Octopus - how does it manage to simultaneously be so intimidating and yet so delicious?
Ingredients:
1 cup cake flour
1 1/4 cup dashi-flavored ice-water (I use a generous 1/2 tsp dashi powder + 1 1/4 cup water)
1 egg
1/4 lb octopus (one arm)
1/4 cup chopped green onion
1/2 tbsp ground sakura ebi (dried red shrimp)
1/2 tbsp shōyu (soy sauce)
1/2 tsp salt
oil (rice bran oil)
Toppings
katsuobushi (dried bonito flakes)
ground aonori (green seaweed)
okonomiyaki sauce
japanese-style mayonnaise (I use Kewpie brand)
Instructions:
Drop the whole octopus arm into boiling water. Boil for no longer than three minutes. Note to local restaurants: YES, THAT'S THREE MINUTES. THREE. NOT TEN, NOT FIFTEEN. THREE. Octopus is almost always improperly cooked. If you've ever had tasteless, chewy octopus - and if you've ordered octopus off a menu, then you probably have - that's because it has most likely been overcooked. Properly cooked octopus should be soft and have a buttery flavor. Anyways, after the octopus has boiled for about three minutes (three!), remove it from the water and chop it into bite-size bits.
In mixing bowl, combine cake flour, dashi-flavored ice-water, egg, soy sauce, salt, and sakura ebi. Mix lightly, until flour clumps are mostly gone, being careful not to overmix.
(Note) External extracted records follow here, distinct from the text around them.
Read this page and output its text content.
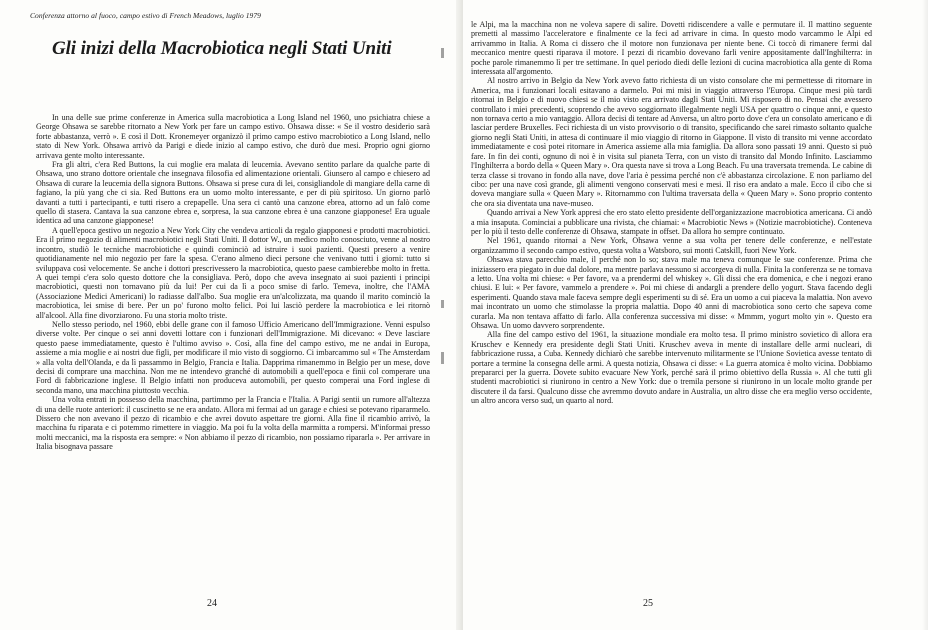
Conferenza attorno al fuoco, campo estivo di French Meadows, luglio 1979
Gli inizi della Macrobiotica negli Stati Uniti

In una delle sue prime conferenze in America sulla macrobiotica a Long Island nel 1960, uno psichiatra chiese a George Ohsawa se sarebbe ritornato a New York per fare un campo estivo. Ohsawa disse: « Se il vostro desiderio sarà forte abbastanza, verrò ». E così il Dott. Kronemeyer organizzò il primo campo estivo macrobiotico a Long Island, nello stato di New York. Ohsawa arrivò da Parigi e diede inizio al campo estivo, che durò due mesi. Proprio ogni giorno arrivava gente molto interessante.

Fra gli altri, c'era Red Buttons, la cui moglie era malata di leucemia. Avevano sentito parlare da qualche parte di Ohsawa, uno strano dottore orientale che insegnava filosofia ed alimentazione orientali. Giunsero al campo e chiesero ad Ohsawa di curare la leucemia della signora Buttons. Ohsawa si prese cura di lei, consigliandole di mangiare della carne di fagiano, la più yang che ci sia. Red Buttons era un uomo molto interessante, e per di più spiritoso. Un giorno parlò davanti a tutti i partecipanti, e tutti risero a crepapelle. Una sera ci cantò una canzone ebrea, attorno ad un falò come quello di stasera. Cantava la sua canzone ebrea e, sorpresa, la sua canzone ebrea è una canzone giapponese! Era uguale identica ad una canzone giapponese!

A quell'epoca gestivo un negozio a New York City che vendeva articoli da regalo giapponesi e prodotti macrobiotici. Era il primo negozio di alimenti macrobiotici negli Stati Uniti. Il dottor W., un medico molto conosciuto, venne al nostro incontro, studiò le tecniche macrobiotiche e quindi cominciò ad istruire i suoi pazienti. Questi presero a venire quotidianamente nel mio negozio per fare la spesa. C'erano almeno dieci persone che venivano tutti i giorni: tutto si sviluppava così velocemente. Se anche i dottori prescrivessero la macrobiotica, questo paese cambierebbe molto in fretta. A quei tempi c'era solo questo dottore che la consigliava. Però, dopo che aveva insegnato ai suoi pazienti i principi macrobiotici, questi non tornavano più da lui! Per cui da lì a poco smise di farlo. Temeva, inoltre, che l'AMA (Associazione Medici Americani) lo radiasse dall'albo. Sua moglie era un'alcolizzata, ma quando il marito cominciò la macrobiotica, lei smise di bere. Per un po' furono molto felici. Poi lui lasciò perdere la macrobiotica e lei ritornò all'alcool. Alla fine divorziarono. Fu una storia molto triste.

Nello stesso periodo, nel 1960, ebbi delle grane con il famoso Ufficio Americano dell'Immigrazione. Venni espulso diverse volte. Per cinque o sei anni dovetti lottare con i funzionari dell'Immigrazione. Mi dicevano: « Deve lasciare questo paese immediatamente, questo è l'ultimo avviso ». Così, alla fine del campo estivo, me ne andai in Europa, assieme a mia moglie e ai nostri due figli, per modificare il mio visto di soggiorno. Ci imbarcammo sul « The Amsterdam » alla volta dell'Olanda, e da lì passammo in Belgio, Francia e Italia. Dapprima rimanemmo in Belgio per un mese, dove decisi di comprare una macchina. Non me ne intendevo granché di automobili a quell'epoca e finii col comperare una Ford di fabbricazione inglese. Il Belgio infatti non produceva automobili, per questo comperai una Ford inglese di seconda mano, una macchina piuttosto vecchia.

Una volta entrati in possesso della macchina, partimmo per la Francia e l'Italia. A Parigi sentii un rumore all'altezza di una delle ruote anteriori: il cuscinetto se ne era andato. Allora mi fermai ad un garage e chiesi se potevano ripararmelo. Dissero che non avevano il pezzo di ricambio e che avrei dovuto aspettare tre giorni. Alla fine il ricambio arrivò, la macchina fu riparata e ci potemmo rimettere in viaggio. Ma poi fu la volta della marmitta a rompersi. M'informai presso molti meccanici, ma la risposta era sempre: « Non abbiamo il pezzo di ricambio, non possiamo ripararla ». Per arrivare in Italia bisognava passare

24

le Alpi, ma la macchina non ne voleva sapere di salire. Dovetti ridiscendere a valle e permutare il. Il mattino seguente premetti al massimo l'acceleratore e finalmente ce la feci ad arrivare in cima. In questo modo varcammo le Alpi ed arrivammo in Italia. A Roma ci dissero che il motore non funzionava per niente bene. Ci toccò di rimanere fermi dal meccanico mentre questi riparava il motore. I pezzi di ricambio dovevano farli venire appositamente dall'Inghilterra: in poche parole rimanemmo lì per tre settimane. In quel periodo diedi delle lezioni di cucina macrobiotica alla gente di Roma interessata all'argomento.

Al nostro arrivo in Belgio da New York avevo fatto richiesta di un visto consolare che mi permettesse di ritornare in America, ma i funzionari locali esitavano a darmelo. Poi mi misi in viaggio attraverso l'Europa. Cinque mesi più tardi ritornai in Belgio e di nuovo chiesi se il mio visto era arrivato dagli Stati Uniti. Mi risposero di no. Pensai che avessero controllato i miei precedenti, scoprendo che avevo soggiornato illegalmente negli USA per quattro o cinque anni, e questo non tornava certo a mio vantaggio. Allora decisi di tentare ad Anversa, un altro porto dove c'era un consolato americano e di lasciar perdere Bruxelles. Feci richiesta di un visto provvisorio o di transito, specificando che sarei rimasto soltanto qualche giorno negli Stati Uniti, in attesa di continuare il mio viaggio di ritorno in Giappone. Il visto di transito mi venne accordato immediatamente e così potei ritornare in America assieme alla mia famiglia. Da allora sono passati 19 anni. Questo si può fare. In fin dei conti, ognuno di noi è in visita sul pianeta Terra, con un visto di transito dal Mondo Infinito. Lasciammo l'Inghilterra a bordo della « Queen Mary ». Ora questa nave si trova a Long Beach. Fu una traversata tremenda. Le cabine di terza classe si trovano in fondo alla nave, dove l'aria è pessima perché non c'è abbastanza circolazione. E non parliamo del cibo: per una nave così grande, gli alimenti vengono conservati mesi e mesi. Il riso era andato a male. Ecco il cibo che si doveva mangiare sulla « Queen Mary ». Ritornammo con l'ultima traversata della « Queen Mary ». Sono proprio contento che ora sia diventata una nave-museo.

Quando arrivai a New York appresi che ero stato eletto presidente dell'organizzazione macrobiotica americana. Ci andò a mia insaputa. Cominciai a pubblicare una rivista, che chiamai: « Macrobiotic News » (Notizie macrobiotiche). Conteneva per lo più il testo delle conferenze di Ohsawa, stampate in offset. Da allora ho sempre continuato.

Nel 1961, quando ritornai a New York, Ohsawa venne a sua volta per tenere delle conferenze, e nell'estate organizzammo il secondo campo estivo, questa volta a Watsboro, sui monti Catskill, fuori New York.

Ohsawa stava parecchio male, il perché non lo so; stava male ma teneva comunque le sue conferenze. Prima che iniziassero era piegato in due dal dolore, ma mentre parlava nessuno si accorgeva di nulla. Finita la conferenza se ne tornava a letto. Una volta mi chiese: « Per favore, va a prendermi del whiskey ». Gli dissi che era domenica, e che i negozi erano chiusi. E lui: « Per favore, vammelo a prendere ». Poi mi chiese di andargli a prendere dello yogurt. Stava facendo degli esperimenti. Quando stava male faceva sempre degli esperimenti su di sé. Era un uomo a cui piaceva la malattia. Non avevo mai incontrato un uomo che stimolasse la propria malattia. Dopo 40 anni di macrobiotica sono certo che sapeva come curarla. Ma non tentava affatto di farlo. Alla conferenza successiva mi disse: « Mmmm, yogurt molto yin ». Questo era Ohsawa. Un uomo davvero sorprendente.

Alla fine del campo estivo del 1961, la situazione mondiale era molto tesa. Il primo ministro sovietico di allora era Kruschev e Kennedy era presidente degli Stati Uniti. Kruschev aveva in mente di installare delle armi nucleari, di fabbricazione russa, a Cuba. Kennedy dichiarò che sarebbe intervenuto militarmente se l'Unione Sovietica avesse tentato di portare a termine la consegna delle armi. A questa notizia, Ohsawa ci disse: « La guerra atomica è molto vicina. Dobbiamo prepararci per la guerra. Dovete subito evacuare New York, perché sarà il primo obiettivo della Russia ». Al che tutti gli studenti macrobiotici si riunirono in centro a New York: due o tremila persone si riunirono in un locale molto grande per discutere il da farsi. Qualcuno disse che avremmo dovuto andare in Australia, un altro disse che era meglio verso occidente, un altro ancora verso sud, un quarto al nord.

25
Heat your cast-iron takoyaki pan over medium-high heat. If you don't have a takoyaki pan - and most people don't - you can do what I do and use a well-seasoned traditional Danish æbleskiver pan. Coat both the top of the pan and the holes with oil. I use rice bran oil, because it has both a high smoke point and a neutral flavor, but regular canola oil works well in a pinch. Pour the batter into each of the holes, filling them almost to the brim. Then, drop a piece of octopus into each hole, and sprinkle in the green onions.

Æbleskiver pan, takoyaki pan, what's the difference?
Wait until the pan-facing side of the takoyaki has cooked, and then rotate them up to a 90° angle. After they've been rotated, quickly rotate them so that the open end is facing downward. This youtube video does a decent job of showing the proper technique.
After they've finished cooking, remove the takoyaki using your chopsticks and place them on a plate. Brush the top of the takoyaki with a generous helping of okonomiyaki sauce. I use Otafuku-brand Okonomi sauce; it is widely available and has no hydrolyzed pork protein. Then, sprinkle on your ground aonori flakes. Squirt on some Japanese-style mayonnaise, and then finish it off with the dried bonito flakes. Consume while hot and gooey!

It's Japanese fast food, but oh-so-delicious!
November 7 2009, 05:12:56 UTC 2 years ago
November 7 2009, 11:08:44 UTC 2 years ago
November 7 2009, 12:47:15 UTC 2 years ago
November 7 2009, 19:10:03 UTC 2 years ago
November 7 2009, 23:12:35 UTC 2 years ago
That said, you would probably really like æbleskiver - it's made with a pancake batter, and they're often filled with jam or applesauce or the like. I make them a often for breakfast or dessert and coat them with maple syrup. Very yummy. Or, if you use a lot of oil, then you basically get a crispy donut hole - also tasty.
November 8 2009, 04:47:47 UTC 2 years ago
November 8 2009, 15:45:35 UTC 2 years ago
I'll try to make you some, someday. But first, I need more practice so that I don't embarrass myself. :)
November 11 2009, 18:27:18 UTC 2 years ago
November 12 2009, 16:37:58 UTC 2 years ago
Lemme have one more practice run first so that I can be at least a decent teacher, and then we can have a go at making them together.
Do you use your æbleskiver for much besides making æbleskiver in them? I love the pan, but haven't come up with many uses for it besides takoyaki and æbleskiver.
November 9 2009, 22:36:56 UTC 2 years ago
Looks very good as finished product
I would definitely try that, my wife however is not as adventurous in Japanese cuisine and she would not eat octopus.December 29 2009, 18:25:35 UTC 2 years ago
Takoyaki
Thanks for dropping by my blog. These look great! I really do need to try to get some octopus, Japanese mayonnaise, and bonito flakes and make my takoyaki more authentic. :)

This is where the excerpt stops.